At Greenline, our mantra is that we refuse to see Australia become an indoors country. We craft carefully designed spaces to enable our Australian love of fresh air and natural light to continue safely. There is now strong evidence suggesting that these spaces have a value that reaches much further than enjoyment and recreation. Concerns that children may be losing more than bush skills and suntans as they cut back on their time outside are leading some Australian schools to implement outdoor education programs to help redress the balance.

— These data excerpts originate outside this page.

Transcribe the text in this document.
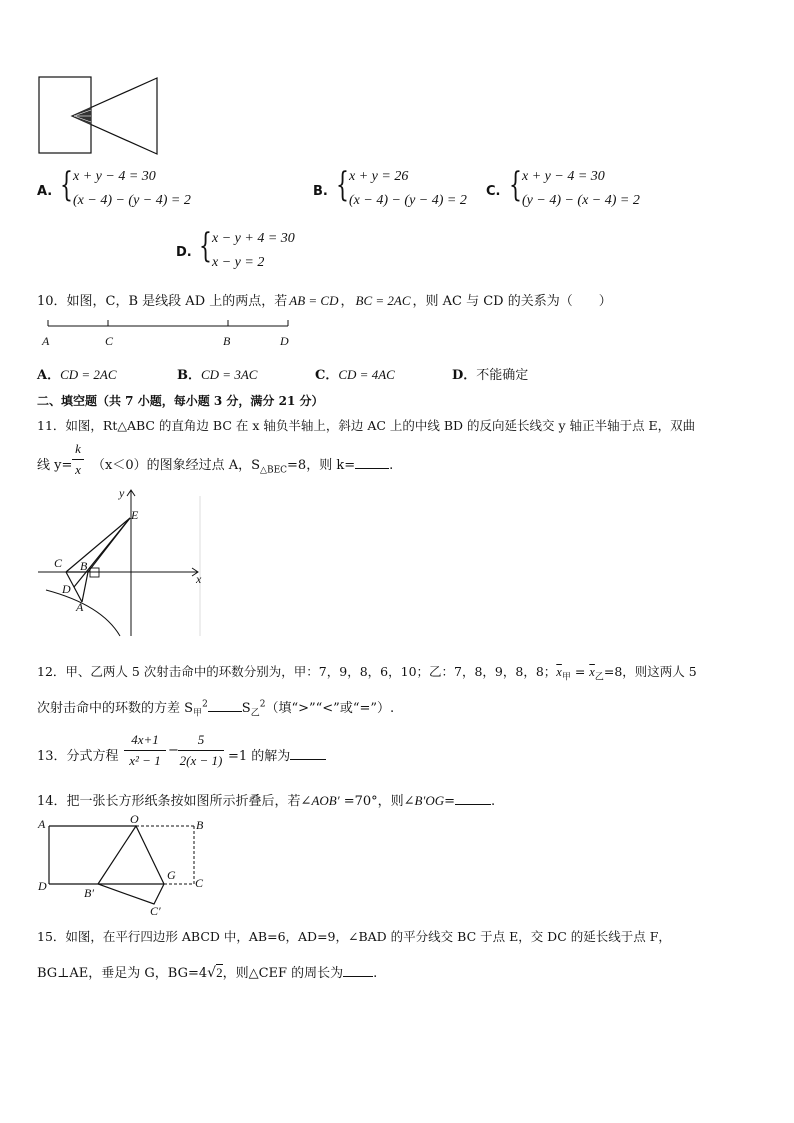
A. { x + y − 4 = 30
(x − 4) − (y − 4) = 2
B. { x + y = 26
(x − 4) − (y − 4) = 2
C. { x + y − 4 = 30
(y − 4) − (x − 4) = 2
D. { x − y + 4 = 30
x − y = 2
10．如图，C，B 是线段 AD 上的两点，若 AB = CD ， BC = 2AC ，则 AC 与 CD 的关系为（ ）
A	C	B	D
A．CD = 2AC	B．CD = 3AC	C．CD = 4AC	D．不能确定
二、填空题（共 7 小题，每小题 3 分，满分 21 分）
11．如图，Rt△ABC 的直角边 BC 在 x 轴负半轴上，斜边 AC 上的中线 BD 的反向延长线交 y 轴正半轴于点 E，双曲
线 y=
k
x （x＜0）的图象经过点 A，$S_{\triangle BEC}=8$，则 k=	.
y
E
C B
x
D
A
12．甲、乙两人 5 次射击命中的环数分别为，甲：7，9，8，6，10；乙：7，8，9，8，8；$\overline{x}_甲 = \overline{x}_乙=8$，则这两人 5
次射击命中的环数的方差 $S_甲^2$	$S_乙^2$（填“>”“<”或“=”）.
13．分式方程
4x+1
x² − 1
−
5
2(x − 1) =1 的解为
14．把一张长方形纸条按如图所示折叠后，若∠AOB′ =70°，则∠B′OG=	.
A	O	B
D	B′
G
C
C′
15．如图，在平行四边形 ABCD 中，AB=6，AD=9，∠BAD 的平分线交 BC 于点 E，交 DC 的延长线于点 F，
BG⊥AE，垂足为 G，BG=4√2，则△CEF 的周长为 .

Outdoor education creates opportunities to teach self-reliance, interdependence and leadership, the nurturing of an adventurous spirit, managing personal risks, safe journeys in nature, the value of life-long outdoor recreation for enjoyment, health and well-being, understanding nature through direct experience, and for developing deeper human-nature relationships.
Providing students with direct personal experience with nature in a way that promotes the enjoyment of outdoor activity can be the beginning of a relationship with outdoor recreation and nature experiences that will last their whole lifetime.
Anne Knock, Education Consultant at Culture | Learning | Design says “I am passionate about making a difference to the experience of school, improving opportunities for children and young people. In my work, I consider how the design of learning environments, the approaches to learning and school leadership can grow future-focused schools.”
“We believe that an innovative learning environment allows new ways of learning – in a form that is not possible in a closed classroom,” she says.
Dr James Neill, a lecturer at the Centre of Applied Psychology at the University of Canberra, believes Australian children benefit greatly from being involved in outdoor education.
‘’In an ideal society we wouldn’t need outdoor education, it would just be a part of life, but the fact is, it’s not,” he says.
The benefits of outdoor education have been well documented overseas. The American author who coined the phrase “nature-deficit disorder’’, Richard Louv, spruiks the academic, physical and social benefits of enabling students to return to the outdoors.
"As young people spend less of their lives in natural surroundings, their senses narrow, physiologically and psychologically, and we deny them access to a fundamental part of their humanity.”
Louv is also the architect of the ‘’no child left inside’’ movement – says a push to get more children outside is a response to a growing realisation that many children are having fewer opportunities to play or learn outdoors. He says a significant percentage of school districts in the US have eliminated recess, so opportunities for going beyond the school walls is increasingly diminishing.
Louv says that when students learn about any topic in an outdoor setting, including those unrelated to the environment, they perform better.
-Steph Plane
Greenline work with you to design and create your space to;
• Stimulate the senses
• Connect learning
• Provide a range of environments for your students to interact within
• Have materials that enable exploration of thinking
• Facilitate working together
Supplementing classroom teaching can provide a memory enhancing focal point – at Greenline, we hope to stimulate thinking within schools for a whole school approach to Outdoor Education either integrated with other learning areas (particularly Health and Physical Education) or as a standalone strand that delivers aspects of other learning areas.